Erreurs de jugements sur l’art de vivre en société sacrifié par un esprit sécuritaire et privatif.
Le site des collectivités locales de la République française précise que : « l’urbanisme est l’un des domaines majeurs qui ont été décentralisés aux communes en 1983. Depuis lors, communes et groupements disposent de la compétence de principe en matière de documents d’urbanisme, d’aménagement urbain (ZAC et droits de préemption) ainsi que de permis de construire et d’autorisations et d’actes relatifs à l’occupation ou à l’utilisation du sol ».
Le problème est que la mise en place de cette loi de décentralisation n’imposait pas le recours à des urbanistes ou architectes, mais laissait entendre que la problématique se posait principalement en terme juridique avec les Règles Générales d’Urbanisme, Plan Local d’Urbanisme, Zones d’Aménagement Concerté, et autres Actes relatifs à l’occupation des sols.
Autrement dit, pas un mot sur la sensibilité territoriale et la nécessité de former les élus locaux face à l’enjeu considérable pour les paysages et les villes françaises d’avoir des maires sachants et conscients de leur pouvoir… de bien faire ou de sacrifier leurs communes face aux intérêts des entreprises et corps de métiers peu scrupuleux de l’harmonie territoriale.
Si les grandes villes ont pu s’entourer des compétences de professionnels de qualités pour leur développement urbain, il n’en va pas de même pour les villes peu denses (jusqu’à 3 000 habitants) qui se situent pour 56 % dans les couronnes péri-urbaines, et qui contribuent à 41 % de la croissance démographique, contre 30 % pour les communes denses (source INSEE).
Notons que ces communes participent à l’étalement urbain et au développement des mobilités, deux paramètres qui vont évoluer très rapidement.
Le pouvoir excessif donné aux maires suite à ces lois de décentralisation de 1982, 2003, et 2004 sans formation sur la culture de l’espace et l’urbanisme, ni sur les lignes de force et la poétique de leur territoire a eu pour résultat de privilégier le recours aux « aménageurs » sans scrupules plutôt que de s’entourer des compétences des acteurs de la pensée urbaine et architecturale. Peu d’évolution depuis l’absence de savoir-faire des communes en 1912 !
Constat qui s’aggrave en considérant que nous entrons dans une phase de grands bouleversements sur des choix liés à la transition écologique qui vont profondément modifier les logiques constitutives des villes. Y aura-t-il une « formation » à ce sujet fondamental ?
En conclusion, on peut dire que la ville a un besoin urgent de se refaire une santé.

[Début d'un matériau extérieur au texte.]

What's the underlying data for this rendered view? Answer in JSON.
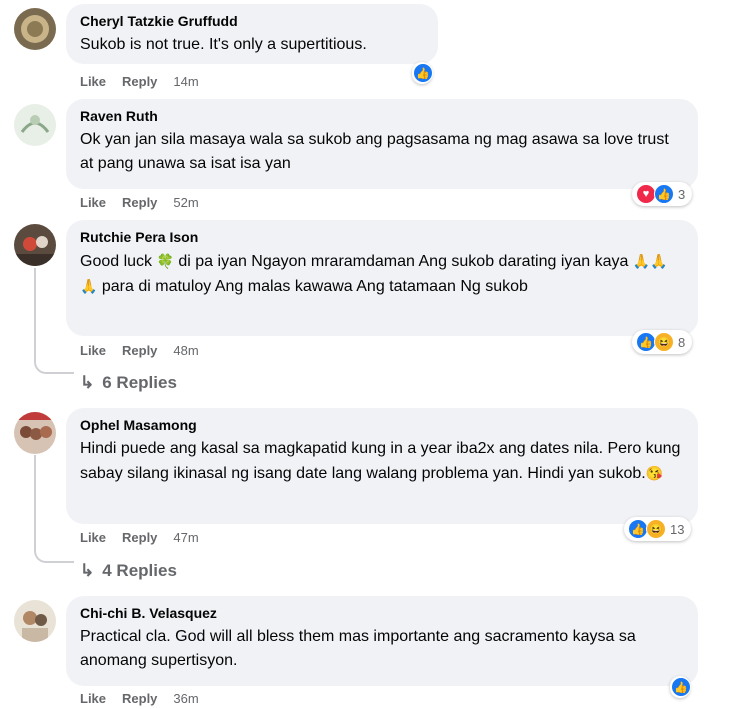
{
  "comments": [
    {
      "author": "Cheryl Tatzkie Gruffudd",
      "text": "Sukob is not true. It's only a supertitious.",
      "like": "Like",
      "reply": "Reply",
      "time": "14m",
      "reaction_count": ""
    },
    {
      "author": "Raven Ruth",
      "text": "Ok yan jan sila masaya wala sa sukob ang pagsasama ng mag asawa sa love trust at pang unawa sa isat isa yan",
      "like": "Like",
      "reply": "Reply",
      "time": "52m",
      "reaction_count": "3"
    },
    {
      "author": "Rutchie Pera Ison",
      "text_a": "Good luck ",
      "emoji_clover": "🍀",
      "text_b": " di pa iyan Ngayon mraramdaman Ang sukob darating iyan kaya ",
      "emoji_pray": "🙏🙏🙏",
      "text_c": " para di matuloy Ang malas kawawa Ang tatamaan Ng sukob",
      "like": "Like",
      "reply": "Reply",
      "time": "48m",
      "reaction_count": "8",
      "replies": "6 Replies"
    },
    {
      "author": "Ophel Masamong",
      "text": "Hindi puede ang kasal sa magkapatid kung in a year iba2x ang dates nila. Pero kung sabay silang ikinasal ng isang date lang walang problema yan. Hindi yan sukob.",
      "emoji_kiss": "😘",
      "like": "Like",
      "reply": "Reply",
      "time": "47m",
      "reaction_count": "13",
      "replies": "4 Replies"
    },
    {
      "author": "Chi-chi B. Velasquez",
      "text": "Practical cla. God will all bless them mas importante ang sacramento kaysa sa anomang supertisyon.",
      "like": "Like",
      "reply": "Reply",
      "time": "36m",
      "reaction_count": ""
    }
  ],
  "icons": {
    "like": "like-icon",
    "love": "love-icon",
    "haha": "haha-icon",
    "reply_arrow": "reply-arrow-icon"
  },
  "colors": {
    "like_blue": "#1877f2",
    "love_red": "#f02849",
    "haha_yellow": "#f7b125",
    "bubble_bg": "#f0f2f5",
    "meta_gray": "#65676b"
  }
}
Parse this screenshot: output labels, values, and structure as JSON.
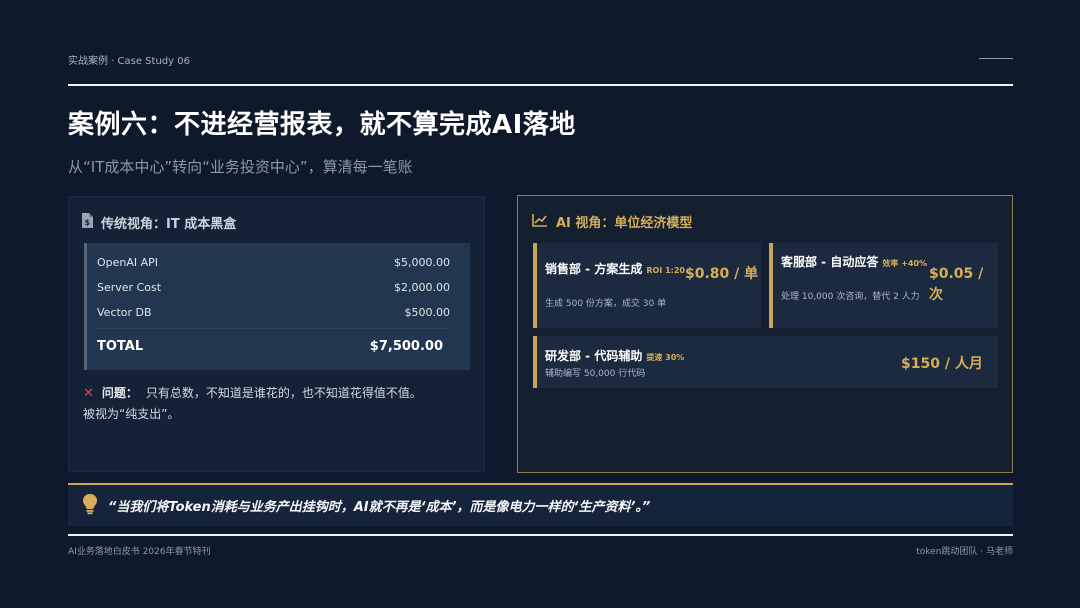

Si tous les paramètres sont, ou ont été, teintés de rouge, certains ont évolué de manière favorable. En dehors des nombreuses petites villes qui continuent aujourd’hui de miter le territoire comme c’est le cas proche de l’autoroute A13, avec cette ville qui s’entête dans la politique du lotissement et ce gigantesque centre commercial des marques en construction en plein champ, loin de toute ville et de réseaux de transport, on peut affirmer que les villes moyennes et les grandes villes savent organiser et maitriser leur développement urbain de manière raisonnée, si tant est que la municipalité veuille se donner les moyens d’y parvenir. Les constructions de plus en plus hautes sont une réponse qui minimise l’impact territorial même si elles ne sont pas toujours performantes en terme de bilan carbone à la construction…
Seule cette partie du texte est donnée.